Does Thomas Chatterton Williams really think that the key to analysing black subordination in America today is to recognise more centrally the role of African American ‘agency’ in the production of its own subjugation (LRB, 3 December)? How exactly would this contribute to our understanding of the obscene racial disparities in American criminal justice statistics? Or to an appreciation of the limitless violability of black lives, of which the headline shootings are only the worst example?

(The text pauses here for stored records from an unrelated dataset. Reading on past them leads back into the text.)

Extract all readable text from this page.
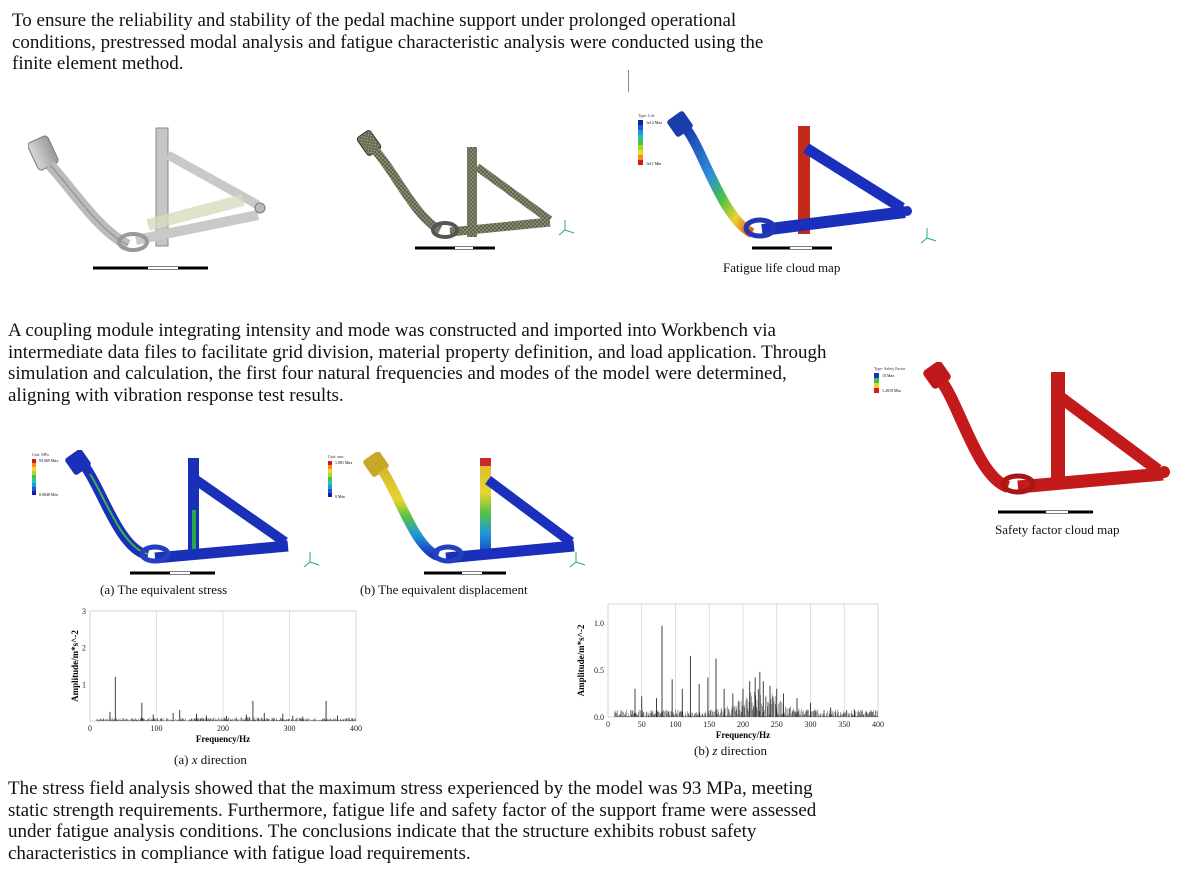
To ensure the reliability and stability of the pedal machine support under prolonged operational conditions, prestressed modal analysis and fatigue characteristic analysis were conducted using the finite element method.

Type: Life
1e12 Max
1e11 Min
Fatigue life cloud map

A coupling module integrating intensity and mode was constructed and imported into Workbench via intermediate data files to facilitate grid division, material property definition, and load application. Through simulation and calculation, the first four natural frequencies and modes of the model were determined, aligning with vibration response test results.

Type: Safety Factor
15 Max
1.2019 Min
Safety factor cloud map
Unit: MPa
93.069 Max
0.0048 Min
(a) The equivalent stress
Unit: mm
1.081 Max
0 Min
(b) The equivalent displacement
0	100	200	300	400
1
2
3
Frequency/Hz
Amplitude/m*s^-2
(a) x direction
0	50	100	150	200	250	300	350	400
0.0
0.5
1.0
Frequency/Hz
Amplitude/m*s^-2
(b) z direction

The stress field analysis showed that the maximum stress experienced by the model was 93 MPa, meeting static strength requirements. Furthermore, fatigue life and safety factor of the support frame were assessed under fatigue analysis conditions. The conclusions indicate that the structure exhibits robust safety characteristics in compliance with fatigue load requirements.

‘Racism’ or ‘white supremacy’ – they can be used interchangeably, though the latter more precisely captures its historical specificity in the US – are more than the sum of individual choices by nasty people: they are the product of a long genealogy of violence, which conditions and constrains the very meaning of black ‘agency’. As James Baldwin wrote in The Fire Next Time, ‘You were born where you were born and faced the future that you faced because you were black and for no other reason.’

Shahaan Ansari

Which is it?

Pankaj Mishra complains that my book Liberalism: The Life of an Idea is ‘indifferent to mankind’s many other conversations with itself, especially those held outside the West’ (LRB, 3 December). Those conversations, often critical of the West, were presumably some of them liberal in character and some of them not. Those that weren’t hardly belong in a history of liberalism. Of those that were liberal in character, it’s worth asking if they hadn’t counterpart conversations among self-critical Western liberals. And, of course, they had.

As Mishra shows in convincing detail, liberal argument outside the West formed a subtler, more complex picture of liberalism than commonly on offer. Among its themes were these. Liberals needn’t be doctrinal individualists; liberalism wasn’t just about liberty and rights but about social progress and state-building; liberalism was tangled at root with imperialism; liberalism wasn’t in itself democratic and inclusive but could be narrow and exclusive – and until the mid-20th century often was. All good points. But what is non-Western about them? As noted passim in my book, similar points were all made equally by Western liberals of a kind who didn’t fit what has become an easy, unhistorical caricature.

Mishra is quite right that liberalism can’t be confined to the West. At the same time, he seems to take it for a discredited Western provincialism now approaching its end. Which is it?

Edmund Fawcett
London SW5

Pankaj Mishra is right that liberalism played a role in Japanese imperialism in Asia before 1945. But after the war the pacifist movement that repeatedly brought hundreds of thousands out in the streets of Tokyo to keep Japan demilitarised throughout the Cold War, against the wishes of the US, was led by liberals like Maruyama Masao.

Kiri Paramore
Leiden University, Netherlands

Was he pushed?

Ferdinand Mount states that William Ormsby-Gore, the colonial secretary in Neville Chamberlain’s government, ‘resigned’ in May 1938 because he disagreed with the cabinet’s policy on Palestine (LRB, 22 October). Maurice Cowling, in his definitive book on British politics in the 1930s, The Impact of Hitler, said that Chamberlain pushed Ormsby-Gore out of the cabinet because of his close family ties with such opponents of Appeasement as Lord Salisbury (Ormsby-Gore’s father-in-law) and Lord Cranborne (his brother-in-law). Disagreements over Palestine hardly entered into the matter.

Charles Coutinho
New York

Over and under a Donkey

Gavin Francis mentions that as late as the Tudor period, a cure for whooping cough was to pass the coughing child over and under a braying donkey (LRB, 19 November). In the course of research into modern day carers’ beliefs about pneumonia, I came across a similar practice in Peru. When mothers were asked what they would do if they thought their child had pneumonia, 3.2 per cent of respondents (16 mothers) stated they would pass a rabbit over their child. It would be interesting to know whether this therapeutic strategy evolved independently, or was imported as part of a package of ‘Western medicine’, presumably alongside other practices related to the new European imports of smallpox or measles.